NCT number NCT01743911
Other study ID # CAAE 0044.0.146.000-09
Secondary ID [2009/53430-7]
Status Completed
Phase N/A
First received November 30, 2012
Last updated December 4, 2012
Start date September 2010
Est. completion date August 2012

Study information

Verified date December 2012
Source University of Campinas, Brazil
Contact n/a
Is FDA regulated No
Health authority Brazil: National Committee of Ethics in Research
Study type Interventional

Clinical Trial Summary

Left ventricle diastolic dysfunction (LVDD) is associated with resistant hypertension. In addition, brain natriuretic peptide (BNP) levels are elevated when LVDD is present. It has been shown that phosphodiesterase-5 (PDE5) inhibition improves left ventricle diastolic function in hypertensive rats, despite any difference in blood pressure levels. Also, left ventricle diastolic function enhancement reduces BNP concentration in hypertensive patients. However, it is unknown if these effects exists in humans with resistant hypertension. Therefore, this study was developed to evaluate if the use of a PDE5 inhibitor (tadalafil) for 2 weeks improves LVDD and its effects in BNP levels in resistant hypertensive patients.


Description:

Resistant hypertensive patients have a high incidence of left ventricle diastolic dysfunction (LVDD). Lowering blood pressure levels improves diastolic function, however, there is no proved effective treatment specifically for this disease. Studies in hypertensive rats have shown presence of phosphodiesterase-5 in cardiac cells and an improvement in left ventricle diastolic function using a phosphodiesterase-5 (PDE5) inhibitor, the sildenafil.
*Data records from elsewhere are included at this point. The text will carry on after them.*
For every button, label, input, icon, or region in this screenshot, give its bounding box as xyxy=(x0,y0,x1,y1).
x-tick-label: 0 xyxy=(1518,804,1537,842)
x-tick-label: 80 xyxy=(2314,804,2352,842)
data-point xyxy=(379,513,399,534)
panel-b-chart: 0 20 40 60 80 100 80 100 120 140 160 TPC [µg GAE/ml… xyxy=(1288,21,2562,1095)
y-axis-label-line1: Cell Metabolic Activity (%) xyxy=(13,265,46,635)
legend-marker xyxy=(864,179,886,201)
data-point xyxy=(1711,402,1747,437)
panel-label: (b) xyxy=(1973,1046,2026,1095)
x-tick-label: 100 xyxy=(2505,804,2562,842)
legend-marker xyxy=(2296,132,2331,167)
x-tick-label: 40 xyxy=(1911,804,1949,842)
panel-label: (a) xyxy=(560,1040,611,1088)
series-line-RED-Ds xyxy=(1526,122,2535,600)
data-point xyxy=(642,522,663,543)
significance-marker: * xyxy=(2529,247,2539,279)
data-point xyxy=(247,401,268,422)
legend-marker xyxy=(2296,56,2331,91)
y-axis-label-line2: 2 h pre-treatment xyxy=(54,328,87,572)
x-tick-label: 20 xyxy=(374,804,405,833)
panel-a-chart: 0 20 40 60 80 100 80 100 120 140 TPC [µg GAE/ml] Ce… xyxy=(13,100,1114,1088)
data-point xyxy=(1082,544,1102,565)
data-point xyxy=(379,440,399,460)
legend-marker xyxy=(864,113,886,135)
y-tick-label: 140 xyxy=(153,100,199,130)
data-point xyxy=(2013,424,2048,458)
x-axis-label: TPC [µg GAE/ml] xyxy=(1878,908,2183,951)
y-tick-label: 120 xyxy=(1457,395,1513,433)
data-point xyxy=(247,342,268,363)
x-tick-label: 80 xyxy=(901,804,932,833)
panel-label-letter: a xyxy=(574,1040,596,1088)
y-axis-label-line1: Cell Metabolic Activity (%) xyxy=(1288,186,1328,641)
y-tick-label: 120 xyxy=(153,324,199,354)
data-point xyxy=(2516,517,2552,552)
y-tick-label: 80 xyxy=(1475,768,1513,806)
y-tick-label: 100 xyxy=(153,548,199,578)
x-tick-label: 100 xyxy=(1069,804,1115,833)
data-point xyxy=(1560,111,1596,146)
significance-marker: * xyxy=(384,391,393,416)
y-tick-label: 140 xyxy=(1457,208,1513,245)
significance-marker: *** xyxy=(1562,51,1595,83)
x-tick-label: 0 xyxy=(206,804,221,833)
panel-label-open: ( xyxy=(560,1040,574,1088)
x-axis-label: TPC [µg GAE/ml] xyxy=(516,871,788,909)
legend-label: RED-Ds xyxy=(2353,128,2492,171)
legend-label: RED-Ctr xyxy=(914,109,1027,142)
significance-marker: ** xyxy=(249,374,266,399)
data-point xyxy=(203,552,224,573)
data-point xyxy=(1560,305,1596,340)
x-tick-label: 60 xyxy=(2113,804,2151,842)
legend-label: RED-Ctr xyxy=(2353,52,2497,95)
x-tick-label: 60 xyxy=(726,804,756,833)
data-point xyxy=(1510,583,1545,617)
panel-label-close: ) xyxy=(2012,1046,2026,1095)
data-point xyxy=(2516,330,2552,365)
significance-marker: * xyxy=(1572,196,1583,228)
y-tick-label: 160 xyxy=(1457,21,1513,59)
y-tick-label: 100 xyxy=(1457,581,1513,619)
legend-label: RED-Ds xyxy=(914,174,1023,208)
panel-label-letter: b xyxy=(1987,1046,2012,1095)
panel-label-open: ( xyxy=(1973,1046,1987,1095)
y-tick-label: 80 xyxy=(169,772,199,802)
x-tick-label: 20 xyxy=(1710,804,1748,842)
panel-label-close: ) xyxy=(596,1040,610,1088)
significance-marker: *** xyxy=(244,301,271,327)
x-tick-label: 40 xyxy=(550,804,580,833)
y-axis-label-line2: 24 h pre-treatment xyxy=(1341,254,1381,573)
PDE5 has also been demonstrated in human heart cells with cardiac disease. In addition, LVDD is associated with high levels of brain natriuretic peptide (BNP), which reduces with diastolic function improvement. Therefore, it is reasonable to suppose that PDE-5 inhibitor use in humans with LVDD and resistant hypertension could improve diastolic function. Objective: Evaluate the chronic effect of a PDE-5 inhibitor on LVDD and BNP levels in resistant hypertensive patients. Casuistic and methods: 20 resistant hypertensive patients with LVDD types I and II will be evaluated with echocardiography study, ambulatory blood pressure monitoring (ABPM), office blood pressure measurements, endothelial function analysis using the brachial artery flow mediation dilation technique (FMD) and BNP plasma levels. Then, the subjects will receive oral placebo for 2 weeks. After this period, the same exams will be repeated. Two weeks later, the protocol will be performed again to the same 20 patients, using tadalafil (the longest half-life PDE-5 inhibitor) 20mg orally instead of the placebo. Hypothesis: investigators hypothesize that the use of tadalafil will improve left ventricle diastolic function with BNP reduced levels and this effect will be independent of blood pressure decrease or endothelial function improvement.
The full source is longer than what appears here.